互いに再会の約束を交わし、参加者全員で記念写真に収まる

 生徒たちが最初に触れた「民族」は、大阪朝鮮歌舞団の歌と踊りだった。初めて朝鮮の芸術に触れる生徒たちのために、親しみやすさをテーマにした演目で歌舞団朝青班の団員が出演、公演を通して「民族のきずなを感じてほしい」とエールを送った。

 金祥玲さん(高3、岡山)は「リムジンガン」の歌に「涙がこぼれそうになった」と感動していた。

 生徒による文化公演も行われ、演劇、重唱、サムルノリなど、1カ月に及ぶ練習の成果が披露された。

 演劇と重唱に出演した尹亜貴さん(高3、大阪)は「学生会活動を通して成長した自分の姿を見てもらうことによって、みんなの心を動かせればいいと思った。自分が特別なわけじゃない。みんな同じように可能性をもっていることをわかってほしかった」と述べた。

キムチ作り、チェギチャギ、朝鮮舞踊など「民族体験」も行われた(写真はキムチ作りに精を出す生徒たち)

 「今度は自分があの舞台に立ちたい」「地域でも文化公演を開きたい」と、観覧していた生徒たちは、同じ境遇ながら、いきいきとした表情で舞台に立つ出演者たちを羨望の眼差しで見つめていた。

 弁論大会では、日々の悩みや朝鮮人として生きることへの不安と葛藤がさらけ出された。生徒たちは、みなが同じ悩みを持つこと、葛藤が受け止められ、理解されたことに喜びを見いだしていた。そして渇望していた仲間との出会いに感謝し涙するのだった。

 彼らが今、胸に秘めたる「PRIDE」とは「朝鮮人として堂々と生きていこう!」という決意。

 「もう一人で悩まないでいい。本当の自分との出会いをターニングポイントに、まだ苦しんでいる仲間を助けていこう」(学生実行委・李壮司委員長、高2、大阪)と彼らは共に約束し、再会を誓った。(鄭尚丘記者)

▼東京 「自分のこと知ろう」

 東京日校学生会の「サマースクール2007」が6〜8日、栃木県上都賀郡の「あわの自然学園」で行われ日校生、スタッフ、朝高、朝大生ら80人が参加した。日校生たちは民族、歴史、友情について語り合いながら自分の存在をあらためて考えた。

本当の歴史

東京朝鮮歌舞団の公演を見てエールを送り楽しむ参加者たち

 初日は、江戸幕府第4代将軍・家綱の誕生に際し、朝鮮から送られた「朝鮮鐘」がある日光東照宮(栃木県)を回り、朝・日間の交流の歴史の一端を肌で感じた。

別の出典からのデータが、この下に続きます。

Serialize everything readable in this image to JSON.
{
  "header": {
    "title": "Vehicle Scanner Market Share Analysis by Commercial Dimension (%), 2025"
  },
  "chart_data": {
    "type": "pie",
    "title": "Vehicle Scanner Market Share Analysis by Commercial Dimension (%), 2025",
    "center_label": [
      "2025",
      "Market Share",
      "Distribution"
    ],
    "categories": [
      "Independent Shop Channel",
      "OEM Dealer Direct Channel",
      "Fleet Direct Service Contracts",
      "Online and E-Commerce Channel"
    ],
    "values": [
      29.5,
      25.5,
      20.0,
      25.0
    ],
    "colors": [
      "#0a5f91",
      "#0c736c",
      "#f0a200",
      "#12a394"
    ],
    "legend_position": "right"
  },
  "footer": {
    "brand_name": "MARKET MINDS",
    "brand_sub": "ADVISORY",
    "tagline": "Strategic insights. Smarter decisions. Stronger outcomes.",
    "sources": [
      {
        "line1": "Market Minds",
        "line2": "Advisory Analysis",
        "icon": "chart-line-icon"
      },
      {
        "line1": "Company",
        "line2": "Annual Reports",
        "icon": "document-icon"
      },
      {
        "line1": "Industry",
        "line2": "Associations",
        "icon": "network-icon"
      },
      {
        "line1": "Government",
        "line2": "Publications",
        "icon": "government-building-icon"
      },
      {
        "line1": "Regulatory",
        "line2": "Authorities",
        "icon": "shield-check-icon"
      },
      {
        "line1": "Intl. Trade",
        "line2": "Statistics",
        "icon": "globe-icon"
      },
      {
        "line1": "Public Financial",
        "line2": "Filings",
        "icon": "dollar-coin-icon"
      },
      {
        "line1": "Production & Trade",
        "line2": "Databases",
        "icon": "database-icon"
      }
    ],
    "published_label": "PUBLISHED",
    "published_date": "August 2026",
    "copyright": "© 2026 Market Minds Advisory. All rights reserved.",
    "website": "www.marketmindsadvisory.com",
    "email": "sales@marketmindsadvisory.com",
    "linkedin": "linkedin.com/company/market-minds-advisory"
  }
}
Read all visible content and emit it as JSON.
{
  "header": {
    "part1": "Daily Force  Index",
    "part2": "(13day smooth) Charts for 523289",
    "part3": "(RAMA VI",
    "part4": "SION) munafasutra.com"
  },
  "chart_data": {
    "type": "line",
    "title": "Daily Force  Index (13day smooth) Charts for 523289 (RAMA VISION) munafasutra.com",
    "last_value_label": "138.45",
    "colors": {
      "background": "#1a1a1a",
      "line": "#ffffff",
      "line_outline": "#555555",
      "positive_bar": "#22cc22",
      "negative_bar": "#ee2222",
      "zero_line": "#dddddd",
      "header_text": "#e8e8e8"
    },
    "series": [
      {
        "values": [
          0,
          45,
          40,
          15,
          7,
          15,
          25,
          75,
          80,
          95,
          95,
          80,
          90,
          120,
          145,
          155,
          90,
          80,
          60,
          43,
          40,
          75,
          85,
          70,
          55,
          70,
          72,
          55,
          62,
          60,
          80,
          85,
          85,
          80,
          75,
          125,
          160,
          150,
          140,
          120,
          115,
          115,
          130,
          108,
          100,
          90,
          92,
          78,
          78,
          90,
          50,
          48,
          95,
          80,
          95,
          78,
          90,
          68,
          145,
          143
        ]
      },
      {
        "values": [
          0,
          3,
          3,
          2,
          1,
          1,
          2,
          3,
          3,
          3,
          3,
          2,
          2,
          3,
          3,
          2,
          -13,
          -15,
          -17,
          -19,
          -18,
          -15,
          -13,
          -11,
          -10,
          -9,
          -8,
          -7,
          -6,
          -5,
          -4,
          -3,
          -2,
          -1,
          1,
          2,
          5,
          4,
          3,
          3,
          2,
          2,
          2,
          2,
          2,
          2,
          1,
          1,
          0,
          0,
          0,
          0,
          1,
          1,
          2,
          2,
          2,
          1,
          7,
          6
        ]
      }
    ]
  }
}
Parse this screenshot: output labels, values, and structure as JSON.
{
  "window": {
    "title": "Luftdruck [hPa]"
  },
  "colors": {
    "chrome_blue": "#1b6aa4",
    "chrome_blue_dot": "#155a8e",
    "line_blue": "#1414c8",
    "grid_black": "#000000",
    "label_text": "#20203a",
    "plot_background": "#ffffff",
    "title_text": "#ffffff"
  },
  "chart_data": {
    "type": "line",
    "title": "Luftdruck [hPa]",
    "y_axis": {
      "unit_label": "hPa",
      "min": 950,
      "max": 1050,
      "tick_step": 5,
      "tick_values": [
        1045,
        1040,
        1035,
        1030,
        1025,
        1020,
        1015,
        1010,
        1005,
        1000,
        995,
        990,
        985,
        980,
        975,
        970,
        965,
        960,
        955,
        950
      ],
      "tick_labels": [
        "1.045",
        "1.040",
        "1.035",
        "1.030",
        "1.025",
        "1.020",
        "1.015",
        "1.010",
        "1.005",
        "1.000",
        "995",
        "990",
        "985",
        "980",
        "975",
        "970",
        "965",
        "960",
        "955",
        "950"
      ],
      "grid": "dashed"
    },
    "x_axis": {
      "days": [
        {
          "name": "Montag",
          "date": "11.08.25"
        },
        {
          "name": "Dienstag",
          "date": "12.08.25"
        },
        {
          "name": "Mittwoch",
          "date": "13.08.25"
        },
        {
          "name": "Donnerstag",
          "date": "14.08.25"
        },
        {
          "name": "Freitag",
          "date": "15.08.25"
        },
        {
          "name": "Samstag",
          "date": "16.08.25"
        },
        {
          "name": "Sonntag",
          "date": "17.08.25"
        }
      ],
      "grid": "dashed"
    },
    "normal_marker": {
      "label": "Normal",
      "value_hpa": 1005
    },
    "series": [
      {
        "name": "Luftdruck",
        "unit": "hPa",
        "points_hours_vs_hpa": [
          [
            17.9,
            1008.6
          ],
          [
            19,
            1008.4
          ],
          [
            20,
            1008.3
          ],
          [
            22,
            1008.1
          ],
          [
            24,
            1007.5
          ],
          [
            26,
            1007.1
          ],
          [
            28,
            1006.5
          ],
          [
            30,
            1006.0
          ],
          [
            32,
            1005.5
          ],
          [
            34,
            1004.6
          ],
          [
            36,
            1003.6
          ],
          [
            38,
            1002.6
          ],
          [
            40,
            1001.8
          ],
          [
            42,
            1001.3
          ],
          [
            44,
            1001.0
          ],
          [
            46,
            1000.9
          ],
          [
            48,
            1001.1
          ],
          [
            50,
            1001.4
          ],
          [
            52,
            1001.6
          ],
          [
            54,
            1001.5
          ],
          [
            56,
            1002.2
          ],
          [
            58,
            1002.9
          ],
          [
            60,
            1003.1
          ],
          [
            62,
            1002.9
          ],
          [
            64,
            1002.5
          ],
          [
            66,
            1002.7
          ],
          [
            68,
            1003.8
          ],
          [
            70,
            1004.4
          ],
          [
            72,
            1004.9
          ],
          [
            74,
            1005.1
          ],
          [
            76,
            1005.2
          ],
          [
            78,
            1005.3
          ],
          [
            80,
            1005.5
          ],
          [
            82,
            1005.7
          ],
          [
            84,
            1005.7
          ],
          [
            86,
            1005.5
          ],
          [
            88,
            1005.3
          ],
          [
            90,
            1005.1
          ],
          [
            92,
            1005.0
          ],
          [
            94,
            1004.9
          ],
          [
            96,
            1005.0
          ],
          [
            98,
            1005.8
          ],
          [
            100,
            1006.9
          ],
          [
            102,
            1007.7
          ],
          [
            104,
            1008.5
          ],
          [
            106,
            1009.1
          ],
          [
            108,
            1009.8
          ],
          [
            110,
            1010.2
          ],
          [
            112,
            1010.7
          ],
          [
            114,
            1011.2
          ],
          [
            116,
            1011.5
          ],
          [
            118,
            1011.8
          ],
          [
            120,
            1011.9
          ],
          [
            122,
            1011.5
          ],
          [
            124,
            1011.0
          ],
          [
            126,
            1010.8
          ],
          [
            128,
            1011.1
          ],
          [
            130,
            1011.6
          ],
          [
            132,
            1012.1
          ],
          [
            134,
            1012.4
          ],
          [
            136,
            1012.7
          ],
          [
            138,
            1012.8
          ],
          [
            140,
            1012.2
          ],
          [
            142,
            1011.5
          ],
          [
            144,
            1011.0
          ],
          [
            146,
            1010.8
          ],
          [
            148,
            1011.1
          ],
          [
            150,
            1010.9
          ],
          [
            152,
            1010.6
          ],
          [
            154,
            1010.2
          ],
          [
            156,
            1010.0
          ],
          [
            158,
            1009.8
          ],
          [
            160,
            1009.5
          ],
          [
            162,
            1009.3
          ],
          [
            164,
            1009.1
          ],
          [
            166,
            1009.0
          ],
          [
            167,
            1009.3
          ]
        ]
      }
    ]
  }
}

 2日目は、班対抗クイズを行い、学校では習わない朝・日間の本当の歴史を学んだ。また、「しゃべり場」では「恋愛」「名前」「在日コリアンが集うこと」をテーマに、朝鮮人として生きていくうえでのそれぞれの思いの丈を吐露した。

 スポーツ大会や班対抗文化公演などで交流を深めた生徒たちは、「みんなで力を合わせる場があまりないからとても新鮮で楽しかった」と笑みを浮かべた。

 そのほかにも東京朝鮮歌舞団の公演、キャンプファイヤーで盛り上がったが、疲れを知らない生徒たちは寝る間を惜しんで語り合った。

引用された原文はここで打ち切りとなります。